Mulch for a potato empire
COMES now a fine letter from Donald Mainwaring, who tells of his student days in Scotland when he hied the harried haggis o'er the doon and watched old Ben Lomond toss the caber across Loch Bagel. He says the finest-flavored potatoes ever to grace his gullet were grown in Ayrshire on seaweed fertilizer, and he wonders why we, up to our ears in Maine seaweed, do not apply it to our potato gardens. Aye. A-weel, a-weel, Mon, the truth is that I want no better potatoes than the Green Mountains I grow on barnyard encouragement, laced by a slap of 5-10-10. I refer Mr. Mainwaring to his library for another look at that wise short tale by Nathaniel MacHawthorne, ``The Birthmark,'' which didacticates about perfecting perfection. As Bobbie Burns so well put it while ploughing in Ayrshire, mickel a muckel mookles a wheedly tardle. Just take ain o' my lovelies and gie it an unco bake, add a daud o' butter, and then ask what the poor people are eating! Seaweed, indeed.
On the other hand, seaweed -- rockweed in Maine -- has a salubrity when applied to sass, and its use is well understood here. More than one Highlander, and Lowlander too, came to cut fish in Maine's early days and felt immediately at home on our barren islands and along our rocky coast. A good Maine granite ledge is as good as any croft in peat-reeking Glen Uig, and the only way to sprout a seed in those days was to lay it on a rock and cover it with seaweed.
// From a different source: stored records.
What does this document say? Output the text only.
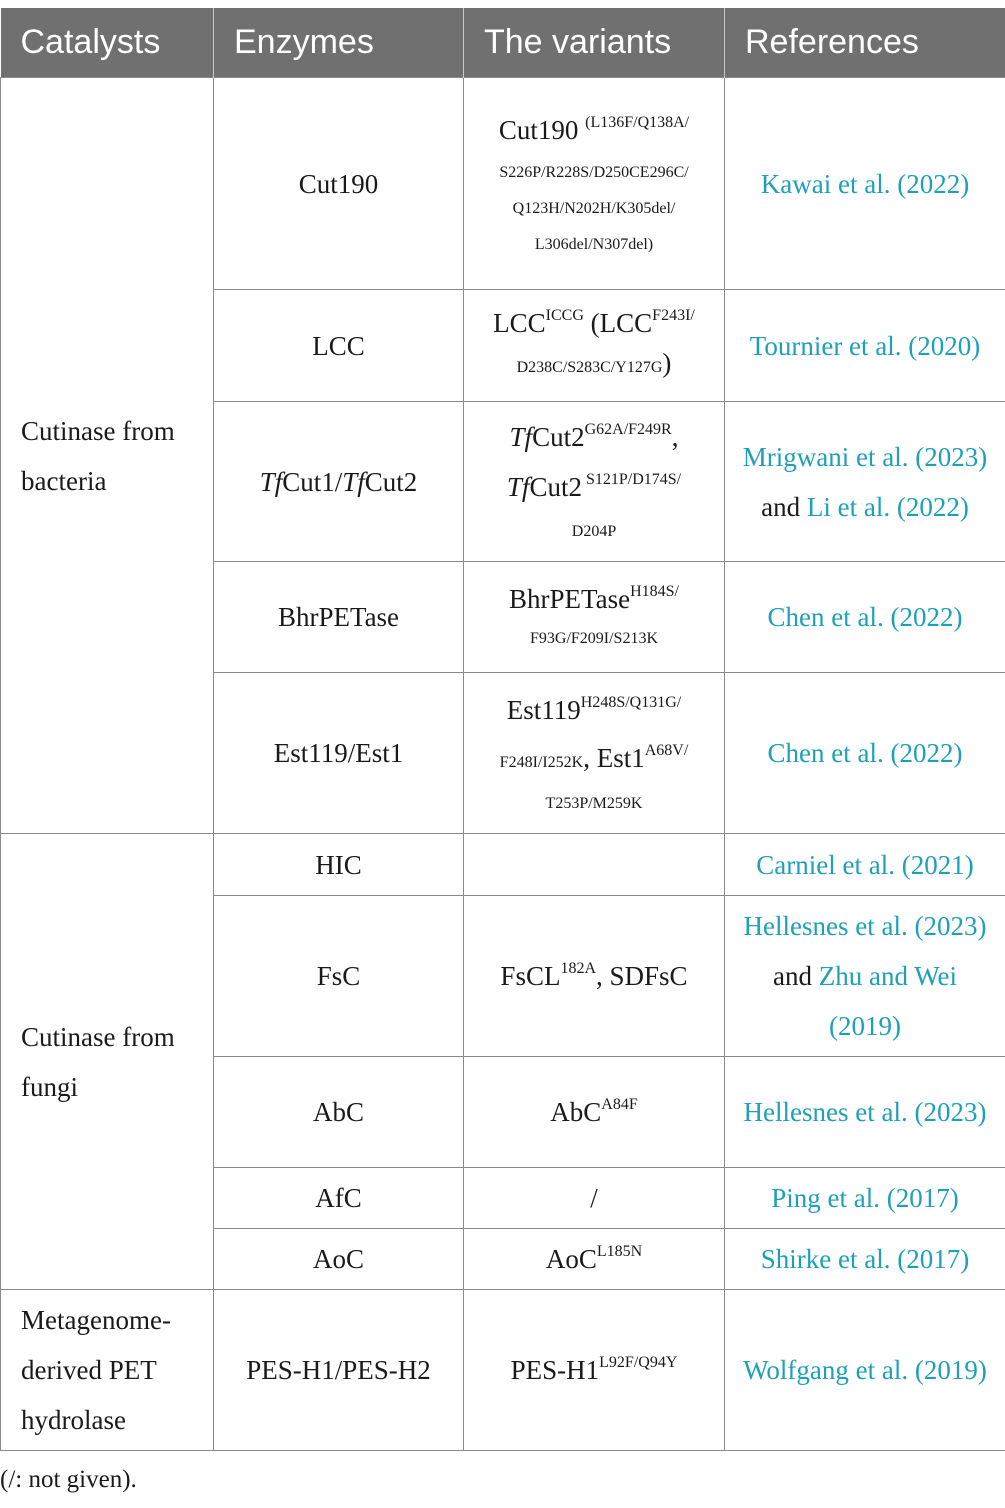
Catalysts	Enzymes	The variants	References
Cutinase from bacteria	Cut190	Cut190 $^{(L136F/Q138A/}$
S226P/R228S/D250CE296C/
Q123H/N202H/K305del/
L306del/N307del)	Kawai et al. (2022)
	LCC	$LCC^{ICCG}$ ($LCC^{F243I/}$
D238C/S283C/Y127G)	Tournier et al. (2020)
	TfCut1/TfCut2	$TfCut2^{G62A/F249R}$,
TfCut2 $^{S121P/D174S/}$
D204P	Mrigwani et al. (2023) and Li et al. (2022)
	BhrPETase	BhrPETase$^{H184S/}$
F93G/F209I/S213K	Chen et al. (2022)
	Est119/Est1	$Est119^{H248S/Q131G/}$
F248I/I252K, $Est1^{A68V/}$
T253P/M259K	Chen et al. (2022)
Cutinase from fungi	HIC		Carniel et al. (2021)
	FsC	FsCL$^{182A}$, SDFsC	Hellesnes et al. (2023) and Zhu and Wei (2019)
	AbC	AbC$^{A84F}$	Hellesnes et al. (2023)
	AfC	/	Ping et al. (2017)
	AoC	AoC$^{L185N}$	Shirke et al. (2017)
Metagenome-derived PET hydrolase	PES-H1/PES-H2	PES-$H1^{L92F/Q94Y}$	Wolfgang et al. (2019)
(/: not given).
``Just like home!'' said every Scot in Maine, as he creeled rockweed. The potato cuttings could be laid in a row on the ledge, covered with rockweed, and in a day or three shoots would appear. That was it. As mulch, rockweed held the rain, kept down the weeds, and as decomposition accrued it nourished the crop. No cultivating, no hoeing. You could go to The Bank and fish cod all summer and come home to find your potatoes ready to dig. Except you didn't have to dig 'em -- just pull the rockweed away and there they were on the rock waiting to be picked up.
Rockweed gets torn by the action of the ocean, and the tides waft it to the shore. By spring a sort of windrow of rockweed lines the high-water mark, and with a pitchfork a man can soon gather enough for his garden. When used on good soil, decomposed rockweed makes excellent humus. But it is for casual gardens mostly, and those close to the water. Aroostook County, which is Maine's potato empire, lies too far inland for commercial use of rockweed. Then, coastal flavors are not always relished by highland people, and rockweed is biodegradable. As it lies moist and active in the hot summer sun, doing its all for the potatoes, the rich ooze that it generously adds to the tillage also imparts an olfactory effluvium to the periphery, so that a crow flying over will usually go around. The ungathered rockweed along the shore does the same thing, but is accepted by the tourists as oceanic ozone and healthful invigoration. Having your own tincture on your own garden in your own back yard is another matter, and a rockweed potato patch in a built-up section will likely reduce your popularity.
There's another consideration these days. Since the coast of Maine was bought up by summercaters, we regulars hesitate with some of our traditional and residual customs. I suppose there isn't a seasonal resident from the Piscataqua to the Passamaquoddy who has the slightest use for rockweed, except to cover an occasional clambake, but the appearance of somebody out front of the cottage gathering the stuff would cause some dismay. Summercaters tend to be possessive, even though private ownership ends at the tideline, right where rockweed begins. It would be awkward, I think, for a gardener to be faced with the haughty query, ``And what exactly do you think you're doing?'' Were I to go for rockweed, I think I would put my skiff in at the town landing and motor out to an untenanted island. That would take time and be a lot of work, so I'm back where I started.